Soyez réalistes, demandez l’impossible.
Aux examens, répondez par des questions.3051

Slogans à Censier (annexe de la Sorbonne), 14 mai 1968

Que répondre à cette logique !? Les professeurs, les politiques, les commentateurs sont dépassés, mais les acteurs et les auteurs de Mai 68 ne le sont pas moins.

« Se retrouver vedette presque du jour au lendemain, ça monte à la tête. Plus moyen d’entrer dans un bistrot sans qu’on attende de vous des paroles historiques […] Des gens, des inconnus vous baisent les mains en vous qualifiant de fils du peuple. C’est étrange, grisant, foncièrement jouissif. Et c’est dur, agressif, effrayant. Je ne savais plus qui j’étais. »3052

Alain GEISMAR (né en 1939), en 1986. Génération, tome I, Les Années de rêve (1987), Hervé Hamon, Patrick Rotman

(…) L’homme au grand porte-voix, sur les photos, n’a pas la même aisance ni le même parcours que Cohn-Bendit. Il a 31 ans. Ingénieur et maître assistant à la faculté des sciences, il restera enseignant. Il comprend les jeunes en révolte, mais il n’est pas né révolutionnaire, et entre dans le mouvement par accident (…)

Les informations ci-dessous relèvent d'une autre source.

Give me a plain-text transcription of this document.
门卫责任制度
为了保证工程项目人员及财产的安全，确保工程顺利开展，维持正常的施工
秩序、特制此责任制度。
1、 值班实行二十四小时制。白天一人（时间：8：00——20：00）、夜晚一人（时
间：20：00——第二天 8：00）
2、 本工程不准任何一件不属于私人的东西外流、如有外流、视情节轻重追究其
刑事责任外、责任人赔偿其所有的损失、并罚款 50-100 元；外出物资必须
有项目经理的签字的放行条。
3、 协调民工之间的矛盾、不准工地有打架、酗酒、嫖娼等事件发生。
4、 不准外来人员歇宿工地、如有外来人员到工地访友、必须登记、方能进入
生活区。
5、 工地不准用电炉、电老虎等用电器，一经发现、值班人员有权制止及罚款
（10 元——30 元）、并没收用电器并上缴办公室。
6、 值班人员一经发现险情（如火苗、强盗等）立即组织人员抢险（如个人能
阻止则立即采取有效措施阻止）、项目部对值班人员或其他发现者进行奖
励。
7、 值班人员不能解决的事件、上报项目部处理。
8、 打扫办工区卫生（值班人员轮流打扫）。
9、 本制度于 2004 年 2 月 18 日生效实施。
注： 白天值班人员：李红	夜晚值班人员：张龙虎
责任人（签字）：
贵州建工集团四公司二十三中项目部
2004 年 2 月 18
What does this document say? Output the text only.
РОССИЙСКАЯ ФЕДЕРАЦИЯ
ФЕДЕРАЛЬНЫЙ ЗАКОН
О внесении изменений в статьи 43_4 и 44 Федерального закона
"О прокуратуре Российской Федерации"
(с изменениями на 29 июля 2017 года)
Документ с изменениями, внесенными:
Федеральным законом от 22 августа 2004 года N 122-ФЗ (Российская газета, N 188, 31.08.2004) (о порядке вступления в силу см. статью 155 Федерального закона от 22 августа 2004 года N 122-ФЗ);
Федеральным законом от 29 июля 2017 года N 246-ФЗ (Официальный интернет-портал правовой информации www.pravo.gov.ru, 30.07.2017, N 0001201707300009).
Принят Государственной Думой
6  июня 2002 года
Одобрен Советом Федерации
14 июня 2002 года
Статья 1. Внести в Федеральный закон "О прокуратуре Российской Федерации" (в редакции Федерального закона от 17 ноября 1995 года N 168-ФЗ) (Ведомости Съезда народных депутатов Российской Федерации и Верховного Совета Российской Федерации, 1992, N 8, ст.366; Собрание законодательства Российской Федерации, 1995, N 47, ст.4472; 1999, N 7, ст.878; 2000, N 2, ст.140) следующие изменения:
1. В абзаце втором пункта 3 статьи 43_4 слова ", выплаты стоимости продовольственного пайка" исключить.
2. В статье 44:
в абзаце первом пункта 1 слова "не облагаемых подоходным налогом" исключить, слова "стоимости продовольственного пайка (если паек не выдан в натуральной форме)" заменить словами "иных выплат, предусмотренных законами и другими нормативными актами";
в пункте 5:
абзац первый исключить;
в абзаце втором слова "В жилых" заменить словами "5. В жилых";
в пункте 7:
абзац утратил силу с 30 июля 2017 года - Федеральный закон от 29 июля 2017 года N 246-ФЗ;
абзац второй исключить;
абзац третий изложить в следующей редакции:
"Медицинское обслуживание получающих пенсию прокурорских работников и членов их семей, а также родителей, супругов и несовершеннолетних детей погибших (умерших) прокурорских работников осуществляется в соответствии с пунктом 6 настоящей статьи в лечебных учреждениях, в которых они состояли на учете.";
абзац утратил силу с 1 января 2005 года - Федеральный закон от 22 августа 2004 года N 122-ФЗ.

Quand l’assemblée nationale devient un théâtre bourgeois, tous les théâtres bourgeois doivent devenir des assemblées nationales.3053

Slogan, soir du 15 mai 1968 à l’Odéon-Théâtre de France

La prise de l’Odéon, mise aux voix le 13 mai, fit l’unanimité a Censier. Lieu symbolique, et si près du Quartier latin ! Ce mercredi soir, l’idée jaillit dans un cri : « Occupons l’Odéon. » (…)

Tout est dada.
L’art, c’est de la merde.
Cours, camarade, le vieux monde est derrière toi.3054

Slogans, nuit du 15 mai 1968 à l’Odéon

(…) Malraux, ministre, lui retirera la direction du théâtre : ni l’Odéon ni Barrault ne s’en remettront. Le monde du spectacle est tout entier gagné par la contestation.

Et les ouvriers enchaînent, entre grèves sauvages et grèves officielles, organisées par les syndicats plus ou moins dépassés.

« On peut négocier avec le patronat après une grève, jamais avant. »3055

Eugène DESCAMPS (1922-1990), secrétaire général de la CFDT (Confédération française démocratique du travail). Le Printemps des enragés (1968), Christian Charrière

Dans la nuit du 15 au 16 mai 1968, de jeunes OS se sont barricadés derrière les grilles de l’usine Renault de Cléon, aux portes de Rouen (…)

Les étudiants se précipitent pour fraterniser. Serge July dira en 1986 : « Notre obsession était le lien avec la classe ouvrière. »

Mais les militants syndicalistes récusent cette solidarité et leur ferment les grilles au nez. La radio annonce 70 000 grévistes. Ils seront 300 000 le lendemain 17 mai. La France débraie.